Bittersweet. Every stage has the good and bad. I guess it is up to me to enjoy what I can, while I can. Because I can't even imagine what my life will be like 12 years from now.


Photos taken at the Houston Temple this afternoon. We decided to do a little drive over to keep everyone occupied. Particularly the cranky babies. But what better way to reinforce the idea of keeping things in perspective.

Saturday, May 22, 2010

Thursday, May 20, 2010

Just call him Dalai Carter

While Brady has become a nonstop crawler, Carter just can't quite figure it out. He is so close, but it's just something about using one hand and the opposite knee that gets him. So instead of crawling, he just does yoga. I have been trying to get a picture for 2 weeks now, but I am never fast enough. He gets up on his hand and knees for cat pose. Then puts himself into plank. He follows with a downward dog, and then reverses back to plank and cat.

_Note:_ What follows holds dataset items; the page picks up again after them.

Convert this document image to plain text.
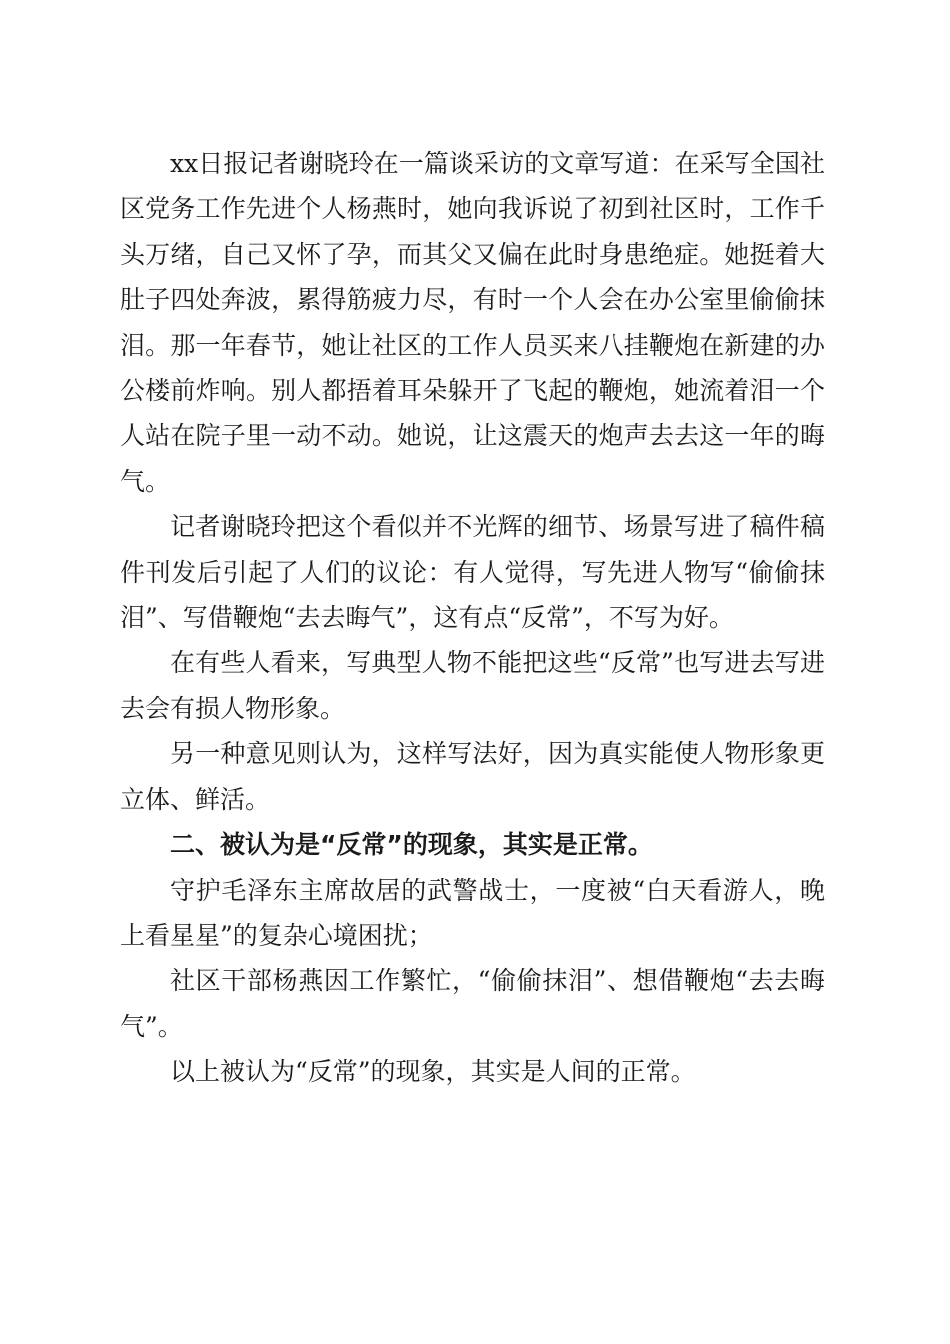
xx日报记者谢晓玲在一篇谈采访的文章写道：在采写全国社区党务工作先进个人杨燕时，她向我诉说了初到社区时，工作千头万绪，自己又怀了孕，而其父又偏在此时身患绝症。她挺着大肚子四处奔波，累得筋疲力尽，有时一个人会在办公室里偷偷抹泪。那一年春节，她让社区的工作人员买来八挂鞭炮在新建的办公楼前炸响。别人都捂着耳朵躲开了飞起的鞭炮，她流着泪一个人站在院子里一动不动。她说，让这震天的炮声去去这一年的晦气。

记者谢晓玲把这个看似并不光辉的细节、场景写进了稿件稿件刊发后引起了人们的议论：有人觉得，写先进人物写“偷偷抹泪”、写借鞭炮“去去晦气”，这有点“反常”，不写为好。

在有些人看来，写典型人物不能把这些“反常”也写进去写进去会有损人物形象。

另一种意见则认为，这样写法好，因为真实能使人物形象更立体、鲜活。

二、被认为是“反常”的现象，其实是正常。

守护毛泽东主席故居的武警战士，一度被“白天看游人，晚上看星星”的复杂心境困扰；

社区干部杨燕因工作繁忙，“偷偷抹泪”、想借鞭炮“去去晦气”。

以上被认为“反常”的现象，其实是人间的正常。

These are the best photos I've been able to get:


Love these boys!

edited: found one more

Wednesday, May 12, 2010

The power of the internet

The internet is awesome. Did you know, you can type "How to remove olive oil from carpet" into a search engine, and you will get several websites that can answer your question.

Don't ask why I had to learn this, but it starts with a B and ends with a rady. Good thing he is so dang cute.

PS. I'm talking about a cup or so of olive oil! All the tips and tricks have helped, but I still have a greasy spot. Will try using Dawn again today.

Sunday, May 9, 2010

For mom

I've been thinking a lot today about all the "mothers" who mean so much to me. My own mom is amazing. There is no way I could begin to list all the ways she is my hero, so I will just say that I am grateful for her example, for her love and support to me and my family, and for her job in making me who I am today.

I am also grateful for my mother-in-law. It is so true that you marry the family, and I am just glad I married into a great one. She is an amazing example to all her posterity; she is thoughtful and kind; she is a wonderful grandma; and most of all, she did a great job to make Dan the man he is now.

Finally, I am grateful to our birthmother. I have thought about her on and off today. I don't know how she is feeling today, but I am so thankful for her. She made the ultimate sacrifice--she did something for us that we couldn't do for ourselves. We are forever indebted to her. Thank you.

I must now repent, and ask for forgiveness--we didn't even put a card in the mail. I had this great idea to turn a photo into a card, but I will let the pictures speak for themselves, and you can see why we didn't do that. The thought does remain: Happy Mother's Day!


I was also practicing using Manual on my camera (and in turn photoshop), which is why the brightness varies so much from photo to photo. I'll get there!

Friday, May 7, 2010

Just so tired

I have not been posting much. I am tired. Brady is lightning fast, and I forgot how exhausting it is to keep up with a crawler. At night when I have time to blog, I usually just want to veg out. So I thought these photos were fitting.

Doesn't everyone have a photo of them as a wee one, asleep in some weird place? Here is mine in all of its 70's glory:

Here is one of Tyler:

But this one of Brady I find especially funny:

Tuesday, May 4, 2010

Brotherly Love

There are few things in this world that melt my heart. Watching Tyler be the big brother is one of them.

He loves his brothers. Sometimes, he loves too much. But for the most part he is willing to play, distract, move, and fetch on behalf of his brothers.

Yesterday morning I actually summoned the willpower to hit the gym before school. When I got home, Tyler had been entertaining his brothers in their cribs so Dad could shower. And last week, I left the room for just a minute, and came back to find the following game, or as Tyler told me, they were having a parade.



I know some of my most cherished relationships are with my siblings, so I hope that this brotherly love continues.